Date: 2011-05-06 06:53 am (UTC)
From: [identity profile] bikergeek.livejournal.com
Heh. That's long been the acid test of "Linux on the desktop", a goal of Linux advocates for over a decade and a half now: "Would you hand one off to your mom?"

You can tell how much disk space it has by booting into the Ubuntu LiveCD, shelling out to a terminal, and doing
df -v
Or start up "gparted" (the tool you'd use to partition and reformat the hard disk) and look at that.
Or open up a terminal window and do
sudo hdparm -I /dev/hda
If that tells you
/dev/hda: No such file or directory
try it as
sudo hdparm -I /dev/sda

Date: 2011-05-05 07:43 am (UTC)
From: [identity profile] pywaket.livejournal.com
I'm curious how it failed. Can you describe where in the process it dies? Depending on how far it gets, there's a way to watch the output of the logs during the install. That might provide some clue.

I've never had a machine fail to install Ubuntu, and I've installed it on everything from brand new quad core high powered AMD desktops to ancient Pentium III laptops from 10 years ago, and plenty that falls in between. Perhaps you could try installing 10.04.2LTS (Long Term Support) instead of the current version, which is 11.04. On the downloads page at www.ubuntu.com, you can select that version. There might be something about the old hardware that isn't currently supported by the latest version yet, as support for hardware comes as people install the new versions and report bugs. Fortunately, upgrading later is easy and almost completely automatic, and the community is very good about fixing bugs.

Another thought: can you just run it from the cd/thumb drive and see if that works? You probably noticed early in the process that there's the option to either run from the drive or install. I'd try doing the former to see what happens. If it seems to work fine, you can actually start the install from the running desktop environment, continuing to use the system while the install runs. Which is pretty cool if you ask me...
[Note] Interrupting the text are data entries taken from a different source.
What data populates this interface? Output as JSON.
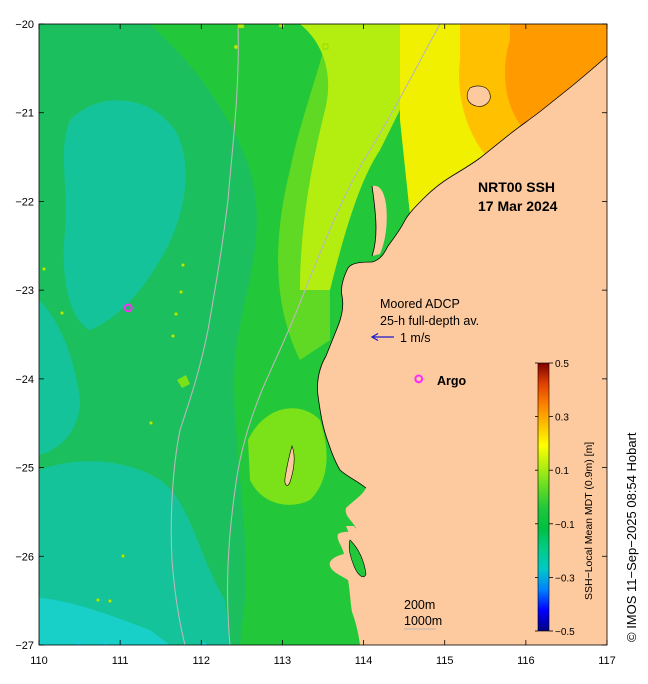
{
  "map": {
    "title_line1": "NRT00 SSH",
    "title_line2": "17 Mar 2024",
    "x_ticks": [
      "110",
      "111",
      "112",
      "113",
      "114",
      "115",
      "116",
      "117"
    ],
    "y_ticks": [
      "−20",
      "−21",
      "−22",
      "−23",
      "−24",
      "−25",
      "−26",
      "−27"
    ],
    "lon_range": [
      110,
      117
    ],
    "lat_range": [
      -27,
      -20
    ],
    "land_color": "#fdc99e",
    "ocean_base_color": "#22c83a",
    "isobath_color": "#b8b8b8",
    "argo_color": "#ff2aff",
    "vector_color": "#1a1acc",
    "argo_location": {
      "lon": 111.1,
      "lat": -23.2
    },
    "argo_legend_location": {
      "lon": 114.68,
      "lat": -24.0
    },
    "argo_label": "Argo"
  },
  "adcp_legend": {
    "line1": "Moored ADCP",
    "line2": "25-h full-depth av.",
    "scale_label": "1 m/s"
  },
  "isobath_legend": {
    "line1": "200m",
    "line2": "1000m"
  },
  "colorbar": {
    "label": "SSH−Local Mean MDT (0.9m) [m]",
    "range": [
      -0.5,
      0.5
    ],
    "ticks": [
      "0.5",
      "0.3",
      "0.1",
      "−0.1",
      "−0.3",
      "−0.5"
    ],
    "colors": [
      "#000080",
      "#0000ff",
      "#0080ff",
      "#00c8c8",
      "#00cc88",
      "#00c040",
      "#22c83a",
      "#66dd22",
      "#b4ee10",
      "#ffff00",
      "#ffc000",
      "#ff8000",
      "#e04000",
      "#800000"
    ]
  },
  "credit": "© IMOS 11−Sep−2025 08:54 Hobart"
}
Keep asking questions. We'll get you up and running!
Edited Date: 2011-05-05 07:52 am (UTC)

Date: 2011-05-05 12:22 pm (UTC)
From: [identity profile] watercolorblue.livejournal.com
I have a clue on that. Just before I go to install, it says "this will use your entire disk: 82.something GB". (I'm paraphrasing, I don't remember the exact words.) To me, that seems like a red flag. Am I wrong? ;) It's a Pentium 4 machine, a Gateway, I think it was made in 2005 or 2006. I'm not sure how much hard drive space it really has. Maybe Ubuntu didn't scrub everything off when I told it to de-install Windows. arrrrgh

I tried running it with the CD in the tray, and 2 minutes in, the graphics fell apart and the piece of crap froze.

My gut feeling is that there's crap underneath the Ubuntu OS that needs scrubbing. I'm just not sure how to do that.
As I told Bikergeek above, I'm already very fond of Ubuntu just from a brief tour. And I think it's perfect for Mom's home computer, which she never uses; computers intimidate her, and she's afraid of all the virus spyware error messages. My hope is that she'll spend the summer playing with the desktop and getting friendly with the internet. :)
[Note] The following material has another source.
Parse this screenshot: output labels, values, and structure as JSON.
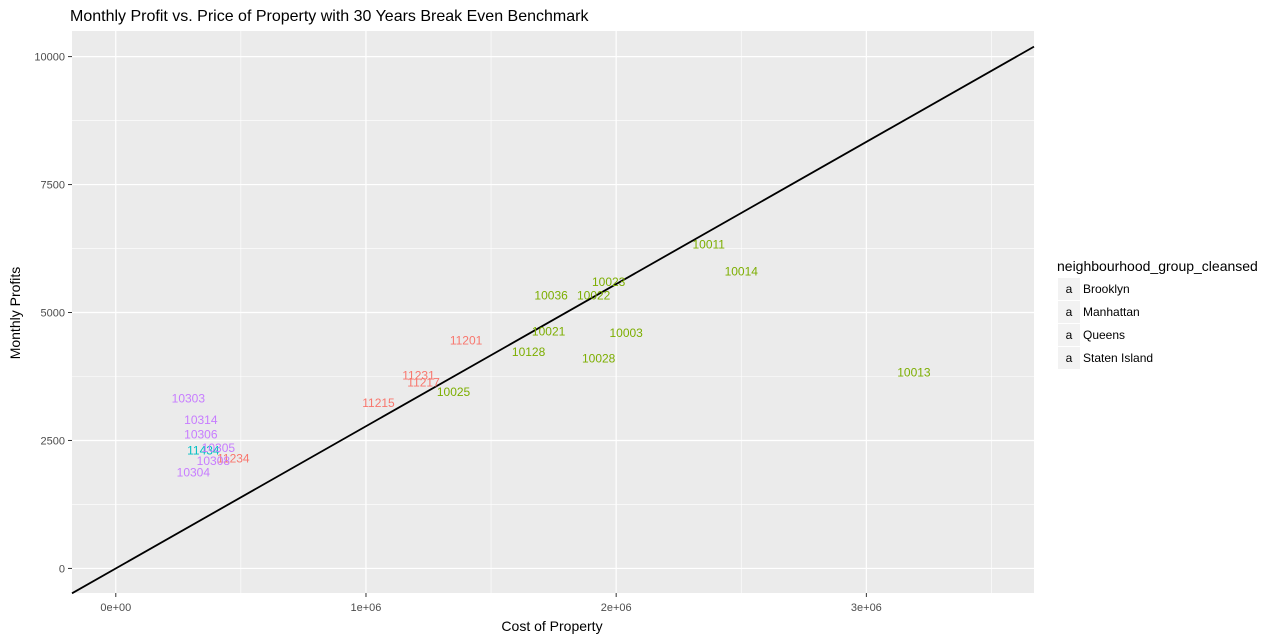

If I can't make it work I'll put the bloody thing in my car and one of the 20+ technogeeks in Boston I know should be able to nuke it and install Linux, or at least walk me through the process by phone or chat. IT WILL HAVE UBUNTUUUU!! YARRRE!!!

Date: 2011-05-06 11:55 pm (UTC)
From: [identity profile] pywaket.livejournal.com
Hmm. You should be ok for disk space. The whole basic installation should only take 3GB of disk at most. The message about using your whole disk is just telling you that it's going to format the disk and blow away anything that's already there, as opposed to installing alongside Windows using only the free space on the drive.

I'm more suspicious of the graphics issue, that seems to be more likely the problem. I definitely suggest you try downloading 10.04LTS and see if that works.